Union locale SUD/Solidaires Aubervilliers

Union des syndicats SUD/Solidaires d'Aubervilliers

Retrait de la loi sur la sélection en master - Pétition de Solidaires Etudiant-es Paris 8

Solidaires Etudiant-e-s Paris 8 a lancé une pétition contre la sélection en master, le syndicat organise aussi une réunion publique demain mardi 7 à 15h à Paris 8.

Cette question concerne tout le monde que ce soit d'un point de vue sur la manière dont on forme les jeunes, ou que vous ayez directement des enfants qui seront concernés par ces bouleversements. La prochaine étape c'est probablement la licence puis les frais d'inscriptions...

La pétition :
https://www.change.org/p/assembl%C3%A9e-nationale-retrait-de-la-loi-sur-la-s%C3%A9lection-en-master

Début octobre, après des mois de négociations, le Ministère est parvenu à un accord pour une réforme de la sélection pour l'entrée en M1, entre les organisations représentatives des étudiant-e-s (dont l'UNEF et la FAGE), des personnels (sauf CGT, FO et SUD) et des présidences d'universités. Cet accord a été validé au CNESER du 17 Octobre à une très large majorité. Cette réforme légitime la sélection, ouvrant la voie aux propositions portées, notamment par la droite, de sélection en L1 et d'augmentation des frais d'inscription.
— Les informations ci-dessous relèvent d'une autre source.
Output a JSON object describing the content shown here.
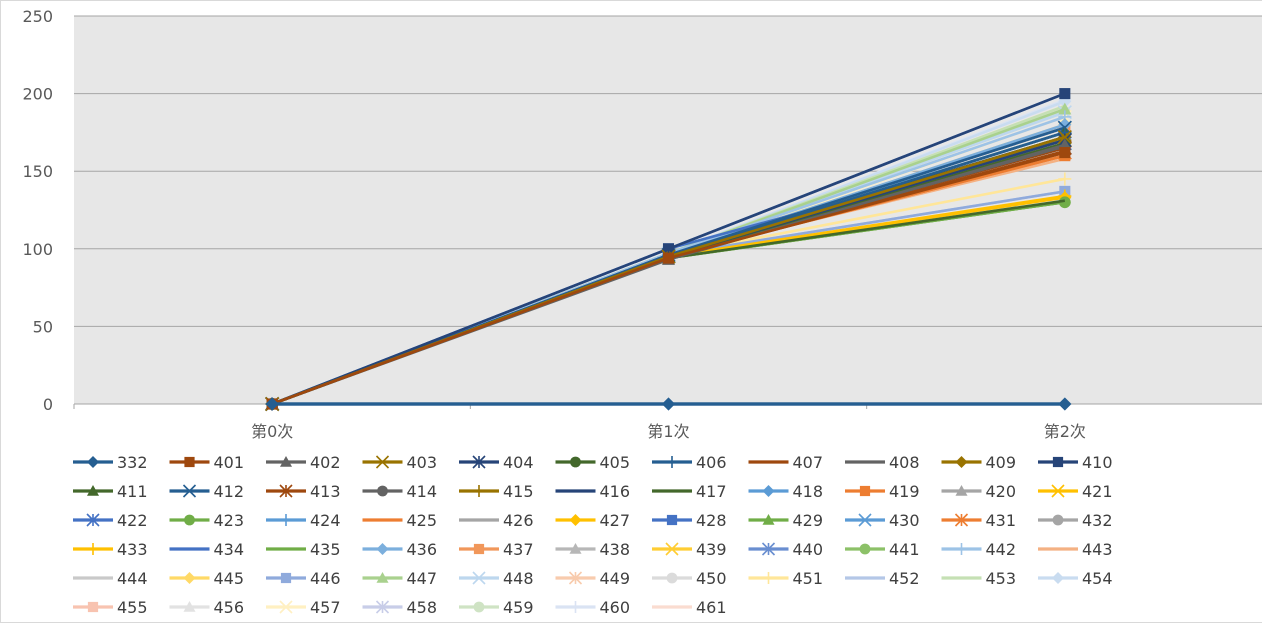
{
  "chart_data": {
    "type": "line",
    "title": "",
    "xlabel": "",
    "ylabel": "",
    "categories": [
      "第0次",
      "第1次",
      "第2次"
    ],
    "ylim": [
      0,
      250
    ],
    "yticks": [
      0,
      50,
      100,
      150,
      200,
      250
    ],
    "grid": true,
    "legend_position": "bottom",
    "series": [
      {
        "name": "332",
        "values": [
          0,
          0,
          0
        ],
        "color": "#255e91",
        "marker": "diamond"
      },
      {
        "name": "401",
        "values": [
          0,
          94,
          162
        ],
        "color": "#9e480e",
        "marker": "square"
      },
      {
        "name": "402",
        "values": [
          0,
          93,
          167
        ],
        "color": "#636363",
        "marker": "triangle"
      },
      {
        "name": "403",
        "values": [
          0,
          95,
          172
        ],
        "color": "#997300",
        "marker": "x"
      },
      {
        "name": "404",
        "values": [
          0,
          95,
          170
        ],
        "color": "#264478",
        "marker": "star"
      },
      {
        "name": "405",
        "values": [
          0,
          94,
          168
        ],
        "color": "#43682b",
        "marker": "circle"
      },
      {
        "name": "406",
        "values": [
          0,
          95,
          175
        ],
        "color": "#255e91",
        "marker": "plus"
      },
      {
        "name": "407",
        "values": [
          0,
          94,
          163
        ],
        "color": "#9e480e",
        "marker": "none"
      },
      {
        "name": "408",
        "values": [
          0,
          94,
          166
        ],
        "color": "#636363",
        "marker": "none"
      },
      {
        "name": "409",
        "values": [
          0,
          95,
          172
        ],
        "color": "#997300",
        "marker": "diamond"
      },
      {
        "name": "410",
        "values": [
          0,
          100,
          200
        ],
        "color": "#264478",
        "marker": "square"
      },
      {
        "name": "411",
        "values": [
          0,
          95,
          175
        ],
        "color": "#43682b",
        "marker": "triangle"
      },
      {
        "name": "412",
        "values": [
          0,
          96,
          178
        ],
        "color": "#255e91",
        "marker": "x"
      },
      {
        "name": "413",
        "values": [
          0,
          95,
          165
        ],
        "color": "#9e480e",
        "marker": "star"
      },
      {
        "name": "414",
        "values": [
          0,
          94,
          166
        ],
        "color": "#636363",
        "marker": "circle"
      },
      {
        "name": "415",
        "values": [
          0,
          95,
          170
        ],
        "color": "#997300",
        "marker": "plus"
      },
      {
        "name": "416",
        "values": [
          0,
          96,
          172
        ],
        "color": "#264478",
        "marker": "none"
      },
      {
        "name": "417",
        "values": [
          0,
          94,
          131
        ],
        "color": "#43682b",
        "marker": "none"
      },
      {
        "name": "418",
        "values": [
          0,
          96,
          170
        ],
        "color": "#5b9bd5",
        "marker": "diamond"
      },
      {
        "name": "419",
        "values": [
          0,
          95,
          160
        ],
        "color": "#ed7d31",
        "marker": "square"
      },
      {
        "name": "420",
        "values": [
          0,
          95,
          165
        ],
        "color": "#a5a5a5",
        "marker": "triangle"
      },
      {
        "name": "421",
        "values": [
          0,
          95,
          170
        ],
        "color": "#ffc000",
        "marker": "x"
      },
      {
        "name": "422",
        "values": [
          0,
          96,
          168
        ],
        "color": "#4472c4",
        "marker": "star"
      },
      {
        "name": "423",
        "values": [
          0,
          94,
          130
        ],
        "color": "#70ad47",
        "marker": "circle"
      },
      {
        "name": "424",
        "values": [
          0,
          96,
          175
        ],
        "color": "#5b9bd5",
        "marker": "plus"
      },
      {
        "name": "425",
        "values": [
          0,
          95,
          160
        ],
        "color": "#ed7d31",
        "marker": "none"
      },
      {
        "name": "426",
        "values": [
          0,
          95,
          165
        ],
        "color": "#a5a5a5",
        "marker": "none"
      },
      {
        "name": "427",
        "values": [
          0,
          95,
          133
        ],
        "color": "#ffc000",
        "marker": "diamond"
      },
      {
        "name": "428",
        "values": [
          0,
          100,
          170
        ],
        "color": "#4472c4",
        "marker": "square"
      },
      {
        "name": "429",
        "values": [
          0,
          95,
          172
        ],
        "color": "#70ad47",
        "marker": "triangle"
      },
      {
        "name": "430",
        "values": [
          0,
          96,
          178
        ],
        "color": "#5b9bd5",
        "marker": "x"
      },
      {
        "name": "431",
        "values": [
          0,
          95,
          162
        ],
        "color": "#ed7d31",
        "marker": "star"
      },
      {
        "name": "432",
        "values": [
          0,
          95,
          167
        ],
        "color": "#a5a5a5",
        "marker": "circle"
      },
      {
        "name": "433",
        "values": [
          0,
          95,
          134
        ],
        "color": "#ffc000",
        "marker": "plus"
      },
      {
        "name": "434",
        "values": [
          0,
          100,
          200
        ],
        "color": "#4472c4",
        "marker": "none"
      },
      {
        "name": "435",
        "values": [
          0,
          94,
          130
        ],
        "color": "#70ad47",
        "marker": "none"
      },
      {
        "name": "436",
        "values": [
          0,
          96,
          180
        ],
        "color": "#7cafdd",
        "marker": "diamond"
      },
      {
        "name": "437",
        "values": [
          0,
          96,
          178
        ],
        "color": "#f1975a",
        "marker": "square"
      },
      {
        "name": "438",
        "values": [
          0,
          95,
          172
        ],
        "color": "#b7b7b7",
        "marker": "triangle"
      },
      {
        "name": "439",
        "values": [
          0,
          96,
          170
        ],
        "color": "#ffcd33",
        "marker": "x"
      },
      {
        "name": "440",
        "values": [
          0,
          96,
          165
        ],
        "color": "#698ed0",
        "marker": "star"
      },
      {
        "name": "441",
        "values": [
          0,
          94,
          130
        ],
        "color": "#8cc168",
        "marker": "circle"
      },
      {
        "name": "442",
        "values": [
          0,
          97,
          185
        ],
        "color": "#9dc3e6",
        "marker": "plus"
      },
      {
        "name": "443",
        "values": [
          0,
          96,
          158
        ],
        "color": "#f4b183",
        "marker": "none"
      },
      {
        "name": "444",
        "values": [
          0,
          95,
          170
        ],
        "color": "#c9c9c9",
        "marker": "none"
      },
      {
        "name": "445",
        "values": [
          0,
          96,
          180
        ],
        "color": "#ffd966",
        "marker": "diamond"
      },
      {
        "name": "446",
        "values": [
          0,
          96,
          137
        ],
        "color": "#8faadc",
        "marker": "square"
      },
      {
        "name": "447",
        "values": [
          0,
          97,
          190
        ],
        "color": "#a9d18e",
        "marker": "triangle"
      },
      {
        "name": "448",
        "values": [
          0,
          97,
          188
        ],
        "color": "#bdd7ee",
        "marker": "x"
      },
      {
        "name": "449",
        "values": [
          0,
          96,
          178
        ],
        "color": "#f8cbad",
        "marker": "star"
      },
      {
        "name": "450",
        "values": [
          0,
          96,
          175
        ],
        "color": "#dbdbdb",
        "marker": "circle"
      },
      {
        "name": "451",
        "values": [
          0,
          96,
          145
        ],
        "color": "#ffe699",
        "marker": "plus"
      },
      {
        "name": "452",
        "values": [
          0,
          96,
          137
        ],
        "color": "#b4c7e7",
        "marker": "none"
      },
      {
        "name": "453",
        "values": [
          0,
          97,
          192
        ],
        "color": "#c5e0b4",
        "marker": "none"
      },
      {
        "name": "454",
        "values": [
          0,
          97,
          195
        ],
        "color": "#c9dcf0",
        "marker": "diamond"
      },
      {
        "name": "455",
        "values": [
          0,
          96,
          178
        ],
        "color": "#f8c3b0",
        "marker": "square"
      },
      {
        "name": "456",
        "values": [
          0,
          96,
          180
        ],
        "color": "#e2e2e2",
        "marker": "triangle"
      },
      {
        "name": "457",
        "values": [
          0,
          96,
          185
        ],
        "color": "#fff0c2",
        "marker": "x"
      },
      {
        "name": "458",
        "values": [
          0,
          96,
          172
        ],
        "color": "#c8cde8",
        "marker": "star"
      },
      {
        "name": "459",
        "values": [
          0,
          97,
          188
        ],
        "color": "#cfe3c4",
        "marker": "circle"
      },
      {
        "name": "460",
        "values": [
          0,
          97,
          196
        ],
        "color": "#dae3f3",
        "marker": "plus"
      },
      {
        "name": "461",
        "values": [
          0,
          97,
          192
        ],
        "color": "#fadcd0",
        "marker": "none"
      }
    ]
  }
}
Les étudiant-e-s vont être sélectionnées à l'entrée du M1  par des entretiens, dossiers, concours et/ou notes éliminatoires. Cette réforme est en train de passer dans les différentes assemblées législatives et la mise en application est prévue pour l'année prochaine ! Toutes les étudiant-e-s actuellement en licence sont donc concerné-e-s de très près.

Cette réforme légitime et consolide juridiquement le principe de sélection. Alors que la sélection entre M1 et M2 avait été jugé illégale début 2016 par le Conseil d'État et que le gouvernement l'avait, par décret, autorisée pour une liste de masters, cette réforme rend la sélection légale et quasi-systématique (puisque très simple à mettre en place). Elle légalise aussi toutes les pratiques de sélection qui avaient déjà lieu à l'entrée du M1 dans certaines formations. A l'inverse le « droit à la poursuite d'études »  paraît très flou, sans aucune garantie.

Il s'agit d'une réponse « à moindre frais » aux problèmes budgétaires des universités, qui se fait sur le dos des étudiant.e.s.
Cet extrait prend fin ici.